How do you feel about extravagance? What is your gut reaction to extravagance? (This is another one of those Episcopal sermons.) So how do you feel about real extravagance? Either being extravagant yourself or receiving extravagance from others?

Maybe you are someone who relishes over-the-top experiences… Who likes living to the fullest in every moment. Extravagance means freedom, lack of regulation. Or maybe for you extravagance is purely negative, always irresponsible. Maybe you have mixed, complicated feelings when you think about being involved with extravagance.

For me the overriding feeling is discomfort. Discomfort at having extravagance bestowed upon me. And discomfort at the idea of being extravagant.

I read several commentaries on today’s Gospel and in both the woman who interacts with Jesus in this story was described as showing lavish or extravagant hospitality.

She bathes Jesus’ feet. She kisses him. She anoints him. These are all potentially reasonable acts of hospitality, of kindness shown to a guest. But she performs them extravagantly. Instead of having a servant wash his feet with water and a basin, she bathes his feet with her tears. She kisses his feet. And anoints him with costly perfume.

I looked up extravagant. It means: Lacking restraint. Exceeding what is reasonable.

That certainly fits the woman’s actions.

So how do you feel about extravagance?

Jesus’ comments draw a contrast between the unnamed woman and the Pharisee Simon. And Jesus clearly identifies the woman and her extravagance as the positive figure.

We don’t know much about the Pharisee except his name. He was probably a leader in the town. A man of some means. But certainly not extravagant in his hospitality.

And Jesus implies that Simon does not know forgiveness, does not know himself to be forgiven.

And here’s the heart of the message: Forgiveness is always extravagant. Forgiving someone who has wronged or hurt you is always extravagant. It is not reasonable.

Although we may try and persuade ourselves that forgiveness is a reasonable process. Maybe Simon did. We can imagine that he didn’t consider himself a sinner in need of extravagant forgiveness.
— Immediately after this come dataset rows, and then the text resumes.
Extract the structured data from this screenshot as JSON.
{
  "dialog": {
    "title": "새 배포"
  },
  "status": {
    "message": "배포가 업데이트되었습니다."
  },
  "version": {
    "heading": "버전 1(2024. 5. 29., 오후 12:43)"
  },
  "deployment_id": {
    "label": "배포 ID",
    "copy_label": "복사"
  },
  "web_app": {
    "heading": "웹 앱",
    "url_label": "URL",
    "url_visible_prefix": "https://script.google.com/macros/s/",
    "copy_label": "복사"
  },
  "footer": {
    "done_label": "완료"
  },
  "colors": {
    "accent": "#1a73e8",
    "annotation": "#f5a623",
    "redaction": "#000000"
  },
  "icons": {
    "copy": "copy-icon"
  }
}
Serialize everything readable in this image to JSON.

He saw himself as a good person who occasionally slipped up on a few details following the law. And when he did he chose to perform the appropriate rituals of cleansing or restoration. And then he could be sure that he had put things right and his status as a good person was unthreatened.

But God’s forgiveness… God’s act of forgiving us… God’s yearning for reconciliation with us even though we sinners repeatedly and profoundly hurt God and shred our relationship with God. God’s eagerness to just put away our sins. That’s extravagant. Lacking restraint. Exceeding what is reasonable. What God does in forgiving us is extravagant.
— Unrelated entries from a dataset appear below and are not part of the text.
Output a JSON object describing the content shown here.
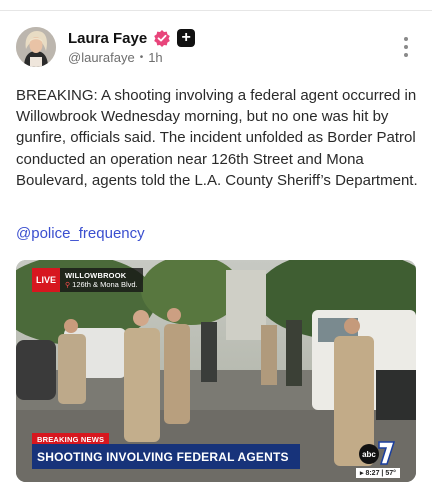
{
  "user": {
    "display_name": "Laura Faye",
    "handle": "@laurafaye",
    "time_ago": "1h",
    "verified": true,
    "avatar_icon": "avatar-photo"
  },
  "post": {
    "text": "BREAKING: A shooting involving a federal agent occurred in Willowbrook Wednesday morning, but no one was hit by gunfire, officials said. The incident unfolded as Border Patrol conducted an operation near 126th Street and Mona Boulevard, agents told the L.A. County Sheriff’s Department.",
    "mention": "@police_frequency"
  },
  "media": {
    "live_label": "LIVE",
    "location_city": "WILLOWBROOK",
    "location_street": "126th & Mona Blvd.",
    "breaking_label": "BREAKING NEWS",
    "headline": "SHOOTING INVOLVING FEDERAL AGENTS",
    "network_logo": "abc7",
    "logo_text": "abc",
    "time_temp": "▸ 8:27 | 57°"
  },
  "colors": {
    "accent_link": "#3b4fcf",
    "live_red": "#d7171f",
    "headline_blue": "#17337a",
    "verified_pink": "#e8457b"
  },
  "icons": [
    "verified-badge-icon",
    "plus-icon",
    "more-options-icon",
    "location-pin-icon",
    "abc7-logo-icon"
  ]
}
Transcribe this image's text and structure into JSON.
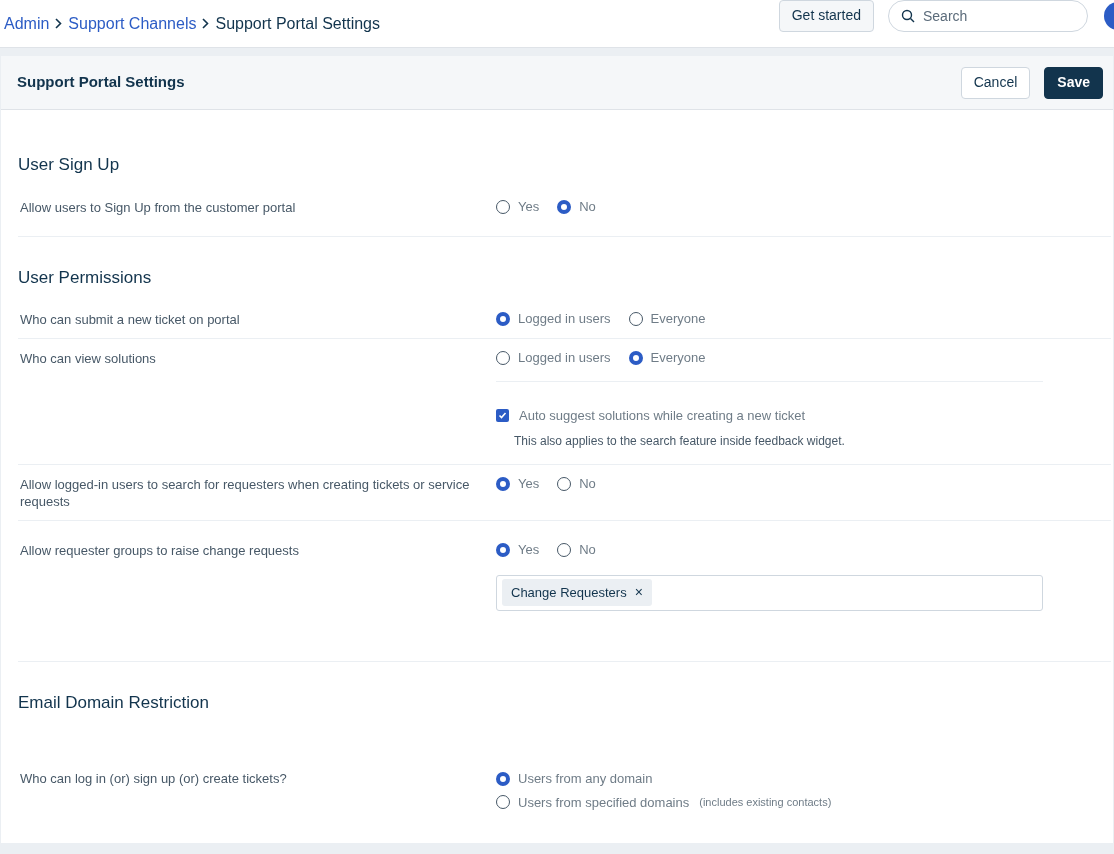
{
  "breadcrumb": [
    {
      "label": "Admin",
      "link": true
    },
    {
      "label": "Support Channels",
      "link": true
    },
    {
      "label": "Support Portal Settings",
      "link": false
    }
  ],
  "top_actions": {
    "get_started": "Get started",
    "search": {
      "placeholder": "Search"
    }
  },
  "header": {
    "title": "Support Portal Settings",
    "buttons": [
      {
        "label": "Cancel",
        "kind": "secondary"
      },
      {
        "label": "Save",
        "kind": "primary"
      }
    ]
  },
  "sections": [
    {
      "title": "User Sign Up",
      "rows": [
        {
          "label": "Allow users to Sign Up from the customer portal",
          "kind": "inline",
          "options": [
            {
              "label": "Yes",
              "selected": false
            },
            {
              "label": "No",
              "selected": true
            }
          ]
        }
      ]
    },
    {
      "title": "User Permissions",
      "rows": [
        {
          "label": "Who can submit a new ticket on portal",
          "kind": "inline",
          "options": [
            {
              "label": "Logged in users",
              "selected": true
            },
            {
              "label": "Everyone",
              "selected": false
            }
          ]
        },
        {
          "label": "Who can view solutions",
          "kind": "inline",
          "options": [
            {
              "label": "Logged in users",
              "selected": false
            },
            {
              "label": "Everyone",
              "selected": true
            }
          ],
          "checkbox": {
            "label": "Auto suggest solutions while creating a new ticket",
            "checked": true,
            "hint": "This also applies to the search feature inside feedback widget."
          }
        },
        {
          "label": "Allow logged-in users to search for requesters when creating tickets or service requests",
          "kind": "inline",
          "options": [
            {
              "label": "Yes",
              "selected": true
            },
            {
              "label": "No",
              "selected": false
            }
          ]
        },
        {
          "label": "Allow requester groups to raise change requests",
          "kind": "inline",
          "options": [
            {
              "label": "Yes",
              "selected": true
            },
            {
              "label": "No",
              "selected": false
            }
          ],
          "tags": [
            {
              "label": "Change Requesters",
              "remove": "×"
            }
          ]
        }
      ]
    },
    {
      "title": "Email Domain Restriction",
      "rows": [
        {
          "label": "Who can log in (or) sign up (or) create tickets?",
          "kind": "stacked",
          "options": [
            {
              "label": "Users from any domain",
              "selected": true
            },
            {
              "label": "Users from specified domains",
              "note": "(includes existing contacts)",
              "selected": false
            }
          ]
        }
      ]
    }
  ]
}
Are you comfortable with God’s extravagance? The starting point is to acknowledge that we need extravagant forgiveness. That we are sinners through and through and only God’s extravagant forgiveness can reconcile us to God.
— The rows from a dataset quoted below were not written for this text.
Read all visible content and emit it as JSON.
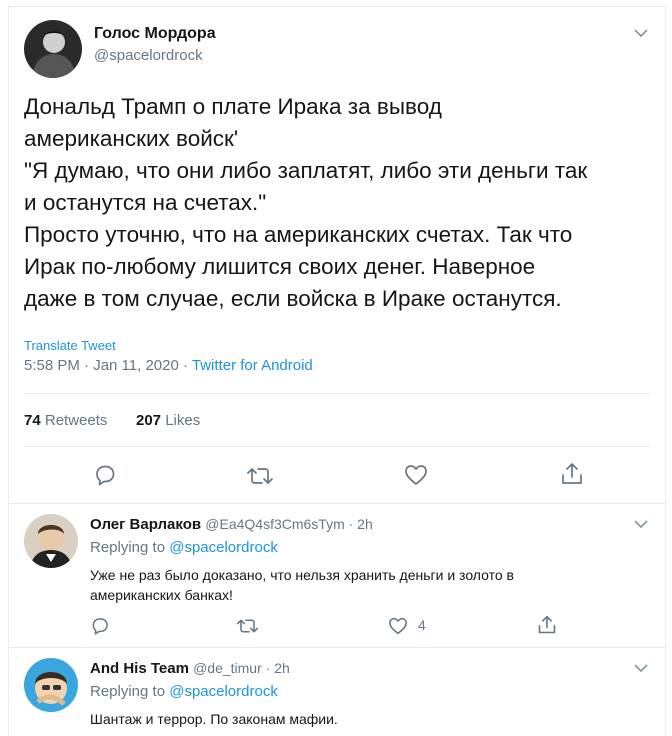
{
  "main_tweet": {
    "author_name": "Голос Мордора",
    "author_handle": "@spacelordrock",
    "text_lines": [
      "Дональд Трамп о плате Ирака за вывод",
      "американских войск'",
      "\"Я думаю, что они либо заплатят, либо эти деньги так",
      "и останутся на счетах.\"",
      "Просто уточню, что на американских счетах. Так что",
      "Ирак по-любому лишится своих денег. Наверное",
      "даже в том случае, если войска в Ираке останутся."
    ],
    "translate_label": "Translate Tweet",
    "timestamp": "5:58 PM · Jan 11, 2020 ·",
    "source": "Twitter for Android",
    "retweets_count": "74",
    "retweets_label": "Retweets",
    "likes_count": "207",
    "likes_label": "Likes"
  },
  "replies": [
    {
      "author_name": "Олег Варлаков",
      "author_handle": "@Ea4Q4sf3Cm6sTym · 2h",
      "replying_prefix": "Replying to",
      "replying_handle": "@spacelordrock",
      "text_lines": [
        "Уже не раз было доказано, что нельзя хранить деньги и золото в",
        "американских банках!"
      ],
      "like_count": "4"
    },
    {
      "author_name": "And His Team",
      "author_handle": "@de_timur · 2h",
      "replying_prefix": "Replying to",
      "replying_handle": "@spacelordrock",
      "text_lines": [
        "Шантаж и террор. По законам мафии."
      ]
    }
  ],
  "icons": {
    "menu": "chevron-down-icon",
    "reply": "reply-icon",
    "retweet": "retweet-icon",
    "like": "heart-icon",
    "share": "share-icon"
  },
  "colors": {
    "link": "#1b95e0",
    "muted": "#657786",
    "text": "#14171a",
    "divider": "#e6ecf0"
  }
}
A lot of times it’s not easy. Simon didn’t get it.

We’d like this process of reconciliation to be more reasonable. Like Simon perhaps we think of ourselves as basically good people who make the odd mistake from time to time. And when we do, we take responsibility and we initiate a reasonable process of reconciliation… We make sure to come to church at least for a few weeks, say the general confession with extra sincerity, say a few “Hail Mary’s” if we were raised that way. And that’s it. Surely we don’t have to enter this world where extravagant forgiveness is needed or offered.

Except we are in that world. All of us need God’s extravagant forgiveness. And to be reconciled to God means to let ourselves be swept away by his extravagance. And we, in turn, respond with extravagant praise. Praising God not just circumspectly now and then, but without restraint. And we give of ourselves extravagantly. Not just reasonably what we can when we can, but extravagant self-offering.

This Gospel story is about extravagance. And it prods us to work at getting comfortable with extravagance. To participate in a world of extravagance. To welcome God’s extravagant forgiveness. To offer God extravagant gifts and praise.

The woman in this story knew herself to be a sinner. She also knew herself to be extravagantly forgiven. And she responded with extravagant love, praise and self-giving. We should be more like her.